The use of force by United States was also argued to be in breach of this provisions and the treaty declares such measures as unreasonable and discriminatory measures to all intents and purposes. The attacks offended the principle of fair and equitable treatment in the above provision. From the above arguments, Iran was sufficiently certain that the measure that was applied by the United States was whole an unlawful measure and even if it is a lawful measure where it is excessive and extreme it becomes in violation of Article IV (I). Iran submitted that the complete destruction of an economic activity that is beneficial and dependable to a state economy is the perfect definition of a conduct that is unfair, unjust and inequitable.
d) Remedies sought By Islamic Republic of Iran
It is a general principle in international law that the breach of an international law obligation involves the party that has caused the breach to adequately make reparations (Factory at Chorzow, Judgment 1927) The republic of Iran thus requested for a declaration be made that the united states violated the treaty of Amity. It was argued that the declaration of illegality perpetrated by the United States was necessary as remedy because of the gravity of the illegal measures that the United States had pursued. It was argued that this form of reparation was recognized by international law tribunal and courts alike. In the case of New Zealand against France (1990) the tribunal ordered reparation in the form of a declaration be made against France which was in breach of its international obligation.

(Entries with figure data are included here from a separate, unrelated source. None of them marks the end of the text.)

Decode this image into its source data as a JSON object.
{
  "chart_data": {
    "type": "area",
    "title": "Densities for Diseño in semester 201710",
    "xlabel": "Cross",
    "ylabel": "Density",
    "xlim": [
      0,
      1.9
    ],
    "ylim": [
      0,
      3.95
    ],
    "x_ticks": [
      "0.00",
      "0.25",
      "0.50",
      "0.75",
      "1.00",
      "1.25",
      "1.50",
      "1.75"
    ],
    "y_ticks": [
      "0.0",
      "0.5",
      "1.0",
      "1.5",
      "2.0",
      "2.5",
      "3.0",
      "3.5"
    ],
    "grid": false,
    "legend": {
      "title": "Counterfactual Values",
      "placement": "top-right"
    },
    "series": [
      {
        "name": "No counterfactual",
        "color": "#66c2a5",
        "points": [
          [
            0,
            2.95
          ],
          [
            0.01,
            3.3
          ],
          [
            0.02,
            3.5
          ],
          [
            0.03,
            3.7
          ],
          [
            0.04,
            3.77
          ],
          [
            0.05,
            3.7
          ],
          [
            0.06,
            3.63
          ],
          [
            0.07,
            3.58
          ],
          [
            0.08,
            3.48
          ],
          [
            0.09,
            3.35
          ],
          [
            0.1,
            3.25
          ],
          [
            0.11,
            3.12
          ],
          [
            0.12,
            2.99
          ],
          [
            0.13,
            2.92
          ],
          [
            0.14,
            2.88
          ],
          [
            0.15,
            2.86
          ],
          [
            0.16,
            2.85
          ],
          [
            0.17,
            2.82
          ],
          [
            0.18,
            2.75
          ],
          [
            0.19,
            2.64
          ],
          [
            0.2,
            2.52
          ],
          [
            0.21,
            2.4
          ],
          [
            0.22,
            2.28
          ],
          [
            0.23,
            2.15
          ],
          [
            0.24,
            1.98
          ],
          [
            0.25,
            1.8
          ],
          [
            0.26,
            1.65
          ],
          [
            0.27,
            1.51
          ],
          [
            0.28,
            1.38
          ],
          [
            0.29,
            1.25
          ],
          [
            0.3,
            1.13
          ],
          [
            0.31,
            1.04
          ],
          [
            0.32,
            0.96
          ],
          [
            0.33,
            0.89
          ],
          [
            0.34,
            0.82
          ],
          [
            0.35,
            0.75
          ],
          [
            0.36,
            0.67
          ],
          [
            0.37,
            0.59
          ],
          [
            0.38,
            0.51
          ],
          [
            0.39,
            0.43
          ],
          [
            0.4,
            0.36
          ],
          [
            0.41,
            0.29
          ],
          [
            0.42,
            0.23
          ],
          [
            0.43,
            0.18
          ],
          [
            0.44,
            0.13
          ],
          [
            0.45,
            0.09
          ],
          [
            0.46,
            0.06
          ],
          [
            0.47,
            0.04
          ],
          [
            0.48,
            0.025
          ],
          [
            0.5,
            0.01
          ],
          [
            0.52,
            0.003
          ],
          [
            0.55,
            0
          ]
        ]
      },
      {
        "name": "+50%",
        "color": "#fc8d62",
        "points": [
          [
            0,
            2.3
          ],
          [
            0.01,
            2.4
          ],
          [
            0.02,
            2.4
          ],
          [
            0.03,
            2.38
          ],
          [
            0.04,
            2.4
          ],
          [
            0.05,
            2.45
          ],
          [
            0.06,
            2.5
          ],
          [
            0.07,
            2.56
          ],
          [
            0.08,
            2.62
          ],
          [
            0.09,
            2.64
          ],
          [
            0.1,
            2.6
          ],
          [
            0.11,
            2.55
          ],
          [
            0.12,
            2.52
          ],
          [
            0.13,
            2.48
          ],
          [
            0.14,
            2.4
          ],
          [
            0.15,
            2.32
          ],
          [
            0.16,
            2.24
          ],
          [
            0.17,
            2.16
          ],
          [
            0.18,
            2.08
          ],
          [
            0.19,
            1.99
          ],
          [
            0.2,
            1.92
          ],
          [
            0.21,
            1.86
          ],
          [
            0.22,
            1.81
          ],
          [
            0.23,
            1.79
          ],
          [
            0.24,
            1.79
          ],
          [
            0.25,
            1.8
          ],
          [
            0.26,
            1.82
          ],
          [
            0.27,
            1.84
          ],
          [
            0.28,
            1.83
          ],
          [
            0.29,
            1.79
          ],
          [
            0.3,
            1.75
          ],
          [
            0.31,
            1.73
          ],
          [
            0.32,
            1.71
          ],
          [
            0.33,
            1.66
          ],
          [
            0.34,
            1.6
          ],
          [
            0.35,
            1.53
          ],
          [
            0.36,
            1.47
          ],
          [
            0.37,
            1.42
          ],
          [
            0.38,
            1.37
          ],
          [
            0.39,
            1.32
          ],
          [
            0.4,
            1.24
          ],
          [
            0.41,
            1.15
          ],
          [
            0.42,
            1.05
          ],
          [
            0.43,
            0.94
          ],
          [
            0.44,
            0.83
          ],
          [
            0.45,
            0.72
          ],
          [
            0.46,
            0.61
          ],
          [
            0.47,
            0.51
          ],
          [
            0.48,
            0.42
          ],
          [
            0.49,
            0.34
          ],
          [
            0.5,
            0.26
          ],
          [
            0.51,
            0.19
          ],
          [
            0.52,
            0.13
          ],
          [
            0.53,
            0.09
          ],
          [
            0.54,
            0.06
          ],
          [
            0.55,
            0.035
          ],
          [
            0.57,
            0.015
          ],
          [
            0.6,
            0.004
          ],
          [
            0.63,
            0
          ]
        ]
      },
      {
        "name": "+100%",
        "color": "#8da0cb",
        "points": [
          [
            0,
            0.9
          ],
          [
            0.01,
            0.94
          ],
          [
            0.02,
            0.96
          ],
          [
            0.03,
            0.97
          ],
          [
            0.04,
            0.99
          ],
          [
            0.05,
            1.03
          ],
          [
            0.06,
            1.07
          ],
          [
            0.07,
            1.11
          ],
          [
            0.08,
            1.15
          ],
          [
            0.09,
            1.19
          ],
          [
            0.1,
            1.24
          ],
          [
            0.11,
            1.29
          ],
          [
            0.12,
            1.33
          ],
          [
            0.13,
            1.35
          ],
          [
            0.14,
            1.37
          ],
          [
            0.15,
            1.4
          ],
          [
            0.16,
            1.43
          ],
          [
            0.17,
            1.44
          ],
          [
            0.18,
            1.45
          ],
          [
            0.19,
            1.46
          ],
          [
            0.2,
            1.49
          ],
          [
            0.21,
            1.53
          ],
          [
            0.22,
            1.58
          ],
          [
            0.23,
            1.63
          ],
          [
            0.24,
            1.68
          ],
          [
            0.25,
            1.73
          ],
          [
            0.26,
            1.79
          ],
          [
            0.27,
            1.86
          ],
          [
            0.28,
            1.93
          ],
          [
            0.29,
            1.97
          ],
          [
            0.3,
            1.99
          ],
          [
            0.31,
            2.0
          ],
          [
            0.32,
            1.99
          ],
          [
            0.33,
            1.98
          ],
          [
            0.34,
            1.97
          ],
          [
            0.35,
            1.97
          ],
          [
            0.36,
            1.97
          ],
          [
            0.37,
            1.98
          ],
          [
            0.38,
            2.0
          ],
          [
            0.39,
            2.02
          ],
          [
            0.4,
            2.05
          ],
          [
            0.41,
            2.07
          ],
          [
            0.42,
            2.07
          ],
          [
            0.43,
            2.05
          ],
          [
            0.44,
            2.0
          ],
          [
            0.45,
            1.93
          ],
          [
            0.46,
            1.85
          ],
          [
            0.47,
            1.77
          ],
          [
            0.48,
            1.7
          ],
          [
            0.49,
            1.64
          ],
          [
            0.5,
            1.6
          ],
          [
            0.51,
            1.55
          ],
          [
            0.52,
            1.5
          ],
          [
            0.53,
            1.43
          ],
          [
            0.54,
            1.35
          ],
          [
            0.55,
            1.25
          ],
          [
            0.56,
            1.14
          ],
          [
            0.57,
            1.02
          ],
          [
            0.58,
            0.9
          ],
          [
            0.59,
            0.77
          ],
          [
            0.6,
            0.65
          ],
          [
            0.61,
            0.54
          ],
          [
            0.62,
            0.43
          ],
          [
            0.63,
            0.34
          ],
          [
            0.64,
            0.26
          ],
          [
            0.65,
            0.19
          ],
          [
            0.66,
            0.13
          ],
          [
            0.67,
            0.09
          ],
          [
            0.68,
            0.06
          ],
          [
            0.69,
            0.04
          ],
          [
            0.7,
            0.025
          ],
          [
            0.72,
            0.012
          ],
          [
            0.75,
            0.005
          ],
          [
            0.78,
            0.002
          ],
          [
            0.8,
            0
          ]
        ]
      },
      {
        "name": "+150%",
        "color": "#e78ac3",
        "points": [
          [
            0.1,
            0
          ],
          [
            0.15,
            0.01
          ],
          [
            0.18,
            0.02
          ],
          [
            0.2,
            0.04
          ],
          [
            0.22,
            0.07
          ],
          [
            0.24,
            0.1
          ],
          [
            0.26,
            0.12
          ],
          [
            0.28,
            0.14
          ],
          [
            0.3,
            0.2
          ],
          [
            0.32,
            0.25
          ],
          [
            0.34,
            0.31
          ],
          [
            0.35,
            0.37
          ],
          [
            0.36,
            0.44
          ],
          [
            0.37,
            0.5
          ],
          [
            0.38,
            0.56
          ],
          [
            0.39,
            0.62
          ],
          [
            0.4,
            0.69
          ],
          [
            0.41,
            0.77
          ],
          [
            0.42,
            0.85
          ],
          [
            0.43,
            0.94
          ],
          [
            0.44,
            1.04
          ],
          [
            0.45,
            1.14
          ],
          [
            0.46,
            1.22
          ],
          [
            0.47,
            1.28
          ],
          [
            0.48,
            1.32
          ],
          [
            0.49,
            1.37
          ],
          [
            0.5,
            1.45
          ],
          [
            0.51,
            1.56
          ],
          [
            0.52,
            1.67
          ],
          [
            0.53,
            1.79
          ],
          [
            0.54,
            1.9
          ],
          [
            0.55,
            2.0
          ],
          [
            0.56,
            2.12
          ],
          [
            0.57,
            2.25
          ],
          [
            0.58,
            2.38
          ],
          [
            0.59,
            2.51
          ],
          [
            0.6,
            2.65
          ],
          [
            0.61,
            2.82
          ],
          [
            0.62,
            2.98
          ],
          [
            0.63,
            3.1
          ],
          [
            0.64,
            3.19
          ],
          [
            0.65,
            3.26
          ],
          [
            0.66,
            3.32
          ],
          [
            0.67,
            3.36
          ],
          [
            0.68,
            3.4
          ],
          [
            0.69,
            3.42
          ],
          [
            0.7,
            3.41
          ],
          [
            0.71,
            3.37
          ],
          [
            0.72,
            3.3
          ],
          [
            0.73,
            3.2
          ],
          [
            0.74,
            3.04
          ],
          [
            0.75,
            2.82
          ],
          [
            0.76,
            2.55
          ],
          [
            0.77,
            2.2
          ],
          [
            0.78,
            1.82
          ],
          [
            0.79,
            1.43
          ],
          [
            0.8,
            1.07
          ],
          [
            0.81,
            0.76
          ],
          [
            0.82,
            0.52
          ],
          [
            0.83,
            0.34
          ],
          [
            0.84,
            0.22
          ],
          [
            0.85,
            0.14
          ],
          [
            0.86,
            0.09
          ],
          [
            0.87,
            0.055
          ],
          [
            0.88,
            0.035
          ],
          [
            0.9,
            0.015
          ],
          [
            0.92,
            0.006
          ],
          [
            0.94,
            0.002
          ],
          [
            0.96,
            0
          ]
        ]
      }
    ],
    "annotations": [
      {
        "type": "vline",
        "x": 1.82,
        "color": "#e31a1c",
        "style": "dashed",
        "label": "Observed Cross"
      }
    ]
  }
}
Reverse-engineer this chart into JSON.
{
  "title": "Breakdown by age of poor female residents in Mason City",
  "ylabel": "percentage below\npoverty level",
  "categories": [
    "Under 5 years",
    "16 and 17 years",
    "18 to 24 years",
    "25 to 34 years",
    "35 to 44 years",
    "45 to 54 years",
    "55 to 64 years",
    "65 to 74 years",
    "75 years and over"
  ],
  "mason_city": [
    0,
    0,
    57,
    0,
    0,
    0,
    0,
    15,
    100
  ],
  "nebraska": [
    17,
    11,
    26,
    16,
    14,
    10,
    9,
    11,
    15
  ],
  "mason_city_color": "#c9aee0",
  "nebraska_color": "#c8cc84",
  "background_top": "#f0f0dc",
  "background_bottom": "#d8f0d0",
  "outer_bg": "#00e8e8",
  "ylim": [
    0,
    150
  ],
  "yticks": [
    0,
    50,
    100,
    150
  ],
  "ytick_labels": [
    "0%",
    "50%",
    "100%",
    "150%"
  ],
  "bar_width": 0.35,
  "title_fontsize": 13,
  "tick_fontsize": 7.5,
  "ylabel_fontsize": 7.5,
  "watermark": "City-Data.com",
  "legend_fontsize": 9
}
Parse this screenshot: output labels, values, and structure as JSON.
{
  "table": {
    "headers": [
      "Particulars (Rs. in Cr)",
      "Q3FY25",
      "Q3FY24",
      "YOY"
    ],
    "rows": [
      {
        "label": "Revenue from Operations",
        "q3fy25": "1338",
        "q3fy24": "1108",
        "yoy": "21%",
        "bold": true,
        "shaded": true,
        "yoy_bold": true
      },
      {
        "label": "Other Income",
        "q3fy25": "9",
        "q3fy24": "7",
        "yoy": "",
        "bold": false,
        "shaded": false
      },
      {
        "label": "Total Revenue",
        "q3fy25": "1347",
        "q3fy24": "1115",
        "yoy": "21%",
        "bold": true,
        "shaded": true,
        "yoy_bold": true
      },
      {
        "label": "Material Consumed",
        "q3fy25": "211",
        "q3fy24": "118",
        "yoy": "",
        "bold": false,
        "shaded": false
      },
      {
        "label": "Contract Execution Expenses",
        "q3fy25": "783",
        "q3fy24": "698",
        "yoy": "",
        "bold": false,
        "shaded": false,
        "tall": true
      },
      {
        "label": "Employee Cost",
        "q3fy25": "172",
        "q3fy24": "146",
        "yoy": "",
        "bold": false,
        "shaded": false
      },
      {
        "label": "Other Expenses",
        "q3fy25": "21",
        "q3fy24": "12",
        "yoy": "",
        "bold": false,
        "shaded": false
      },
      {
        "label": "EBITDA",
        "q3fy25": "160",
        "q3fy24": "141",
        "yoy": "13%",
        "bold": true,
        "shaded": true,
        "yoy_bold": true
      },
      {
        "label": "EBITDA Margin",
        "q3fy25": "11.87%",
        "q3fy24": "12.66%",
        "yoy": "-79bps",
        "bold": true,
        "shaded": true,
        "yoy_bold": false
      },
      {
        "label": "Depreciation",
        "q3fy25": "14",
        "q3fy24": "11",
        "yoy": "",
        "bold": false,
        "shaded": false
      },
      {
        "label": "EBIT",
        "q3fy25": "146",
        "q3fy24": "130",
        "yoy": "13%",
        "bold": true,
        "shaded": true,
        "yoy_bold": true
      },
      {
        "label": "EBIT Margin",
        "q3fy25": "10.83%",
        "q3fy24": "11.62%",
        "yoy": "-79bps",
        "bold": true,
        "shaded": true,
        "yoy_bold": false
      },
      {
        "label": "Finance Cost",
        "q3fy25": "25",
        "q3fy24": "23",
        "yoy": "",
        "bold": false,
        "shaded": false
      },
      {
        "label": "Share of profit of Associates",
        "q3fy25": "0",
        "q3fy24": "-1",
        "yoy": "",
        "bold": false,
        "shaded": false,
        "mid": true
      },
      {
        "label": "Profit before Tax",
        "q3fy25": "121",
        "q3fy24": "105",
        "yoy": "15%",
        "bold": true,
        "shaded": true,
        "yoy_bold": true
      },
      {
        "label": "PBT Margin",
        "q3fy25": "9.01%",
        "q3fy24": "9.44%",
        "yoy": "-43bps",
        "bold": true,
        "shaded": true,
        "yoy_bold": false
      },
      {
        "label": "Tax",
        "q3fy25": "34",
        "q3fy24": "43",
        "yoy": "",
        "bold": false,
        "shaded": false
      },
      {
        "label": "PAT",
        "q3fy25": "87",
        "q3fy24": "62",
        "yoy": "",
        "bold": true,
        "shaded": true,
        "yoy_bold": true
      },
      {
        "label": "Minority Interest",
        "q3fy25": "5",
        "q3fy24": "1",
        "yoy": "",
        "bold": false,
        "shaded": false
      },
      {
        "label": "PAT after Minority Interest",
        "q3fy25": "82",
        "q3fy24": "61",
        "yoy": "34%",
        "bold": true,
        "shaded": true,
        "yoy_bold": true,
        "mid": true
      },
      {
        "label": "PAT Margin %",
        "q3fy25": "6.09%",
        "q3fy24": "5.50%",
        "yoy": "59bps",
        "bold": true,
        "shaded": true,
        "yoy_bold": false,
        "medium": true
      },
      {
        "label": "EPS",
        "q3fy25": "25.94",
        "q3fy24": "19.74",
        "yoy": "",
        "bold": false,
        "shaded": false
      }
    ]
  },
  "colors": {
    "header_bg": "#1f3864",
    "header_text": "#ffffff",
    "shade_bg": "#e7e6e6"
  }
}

The Republic of Iran also made a request for an award of compensation from the United States. This is flows from the fact that the attacks and destructions that were made affected the economic interest of Iran. In the case of the Diplomatic and Consular Staff (1980) the court held that where it is found that a state is liable causing injury to another state it is prudent that an award of compensation be made against that state. It was argued by Iran that the compensation must be in monetary terms and it therefore claimed for compensation for the damages that were caused by the destruction of the oil platforms, the cost of replacements and the costs for reconstruction. The republic of Iran also made request for compensation for the loss of life of the personnel that was working at the oil platform and the injuries that others suffered.
Judgment and conclusion
The International court of justice took a controversial approach that aroused a magnanimous legal discontent in the legal fraternity. The court held that the United States was in breach of the threshold required for the use of force in self defense and was therefore in violation of international law. The court also held that the United States did not provide sufficient evidence to prove that Iran made an armed attack and therefore their response which was under the guise of a self defense was unwarranted and unnecessary. The requirement of necessity and proportionality in the use of force are principles that have been well affirmed and exemplified by the court in this case. The oil Platform case in general is an educative case that echoes principles of international law that are vital in the modern day with the emerging military activities in the Middle East and Afghanistan.